Zack's Kernel News
Zack's Kernel News
Chronicler Zack Brown reports on isolating patch submissions by type, and quantum security.
bcachefs Development Process
In the ongoing saga of Kent Overstreet and Linus Torvalds' differing approaches to kernel development, the story has taken a surprisingly straight path. The issue has been that Kent insists on submitting new feature patches at moments in the development cycle that are reserved for bug fixes and stabilization. He justifies this by saying that his patches are very important and that the rules should be flexible enough to accommodate him, while Linus and various others justify the current development cycle by saying that the stabilization period makes for better testing and debugging overall.
In general, Linus has tended to accept Kent's patches, though the conversation in response to those patches has been heated. The last time I wrote about this, Linus had asked for Kent's patches to come in at least a couple days before his preferred release day (Sundays), so the analysis bots (and humans, too) could have a moment to give them a shake before putting them into an official release candidate. Kent had agreed to submit patches earlier than Saturdays. So there was some movement, and peace descended on the valley.

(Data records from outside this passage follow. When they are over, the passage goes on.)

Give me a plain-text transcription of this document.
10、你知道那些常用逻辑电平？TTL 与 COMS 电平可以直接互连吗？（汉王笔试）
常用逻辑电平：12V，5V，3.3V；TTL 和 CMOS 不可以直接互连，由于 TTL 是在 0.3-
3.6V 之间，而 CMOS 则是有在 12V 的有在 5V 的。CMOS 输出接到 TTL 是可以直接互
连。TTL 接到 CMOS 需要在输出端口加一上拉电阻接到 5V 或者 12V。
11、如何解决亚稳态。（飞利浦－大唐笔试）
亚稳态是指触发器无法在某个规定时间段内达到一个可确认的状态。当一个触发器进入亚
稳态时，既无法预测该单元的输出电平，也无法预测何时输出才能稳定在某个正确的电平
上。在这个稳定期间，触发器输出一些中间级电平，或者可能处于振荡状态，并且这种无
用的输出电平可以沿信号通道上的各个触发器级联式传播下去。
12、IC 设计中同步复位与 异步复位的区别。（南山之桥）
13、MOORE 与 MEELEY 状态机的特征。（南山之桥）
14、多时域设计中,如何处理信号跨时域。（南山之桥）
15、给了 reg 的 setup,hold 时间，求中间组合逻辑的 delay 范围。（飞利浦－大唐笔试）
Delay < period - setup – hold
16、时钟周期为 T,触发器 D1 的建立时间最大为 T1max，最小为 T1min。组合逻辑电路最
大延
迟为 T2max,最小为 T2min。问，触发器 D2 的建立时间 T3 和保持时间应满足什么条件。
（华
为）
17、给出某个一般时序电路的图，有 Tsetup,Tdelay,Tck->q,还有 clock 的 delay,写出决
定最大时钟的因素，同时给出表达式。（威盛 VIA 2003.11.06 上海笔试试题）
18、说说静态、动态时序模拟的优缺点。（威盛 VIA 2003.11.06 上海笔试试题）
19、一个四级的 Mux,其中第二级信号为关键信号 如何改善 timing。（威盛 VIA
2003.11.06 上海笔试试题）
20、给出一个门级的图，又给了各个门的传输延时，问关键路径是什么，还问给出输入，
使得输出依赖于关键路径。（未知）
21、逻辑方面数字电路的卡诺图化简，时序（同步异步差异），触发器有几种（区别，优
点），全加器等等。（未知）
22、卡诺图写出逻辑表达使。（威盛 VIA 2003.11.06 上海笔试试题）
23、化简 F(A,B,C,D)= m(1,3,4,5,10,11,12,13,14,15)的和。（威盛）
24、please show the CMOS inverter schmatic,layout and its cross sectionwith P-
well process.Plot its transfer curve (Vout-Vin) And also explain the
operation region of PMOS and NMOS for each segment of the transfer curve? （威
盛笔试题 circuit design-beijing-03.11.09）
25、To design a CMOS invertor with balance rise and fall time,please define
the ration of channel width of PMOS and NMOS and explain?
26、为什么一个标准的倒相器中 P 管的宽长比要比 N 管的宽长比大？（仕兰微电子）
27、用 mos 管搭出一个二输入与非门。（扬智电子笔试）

This time, on June 20 (a Friday), Kent submitted, as he said, "Entirely too many patches." Among the pile of fixes, he included a "new option: journal_rewind," which "lets the entire filesystem be reset to an earlier point in time." As he described it, "this is only a disaster recovery tool, and right now there are major caveats to using it [...]. I'll likely be making some changes to the discard path in the future to make this a reliable recovery tool."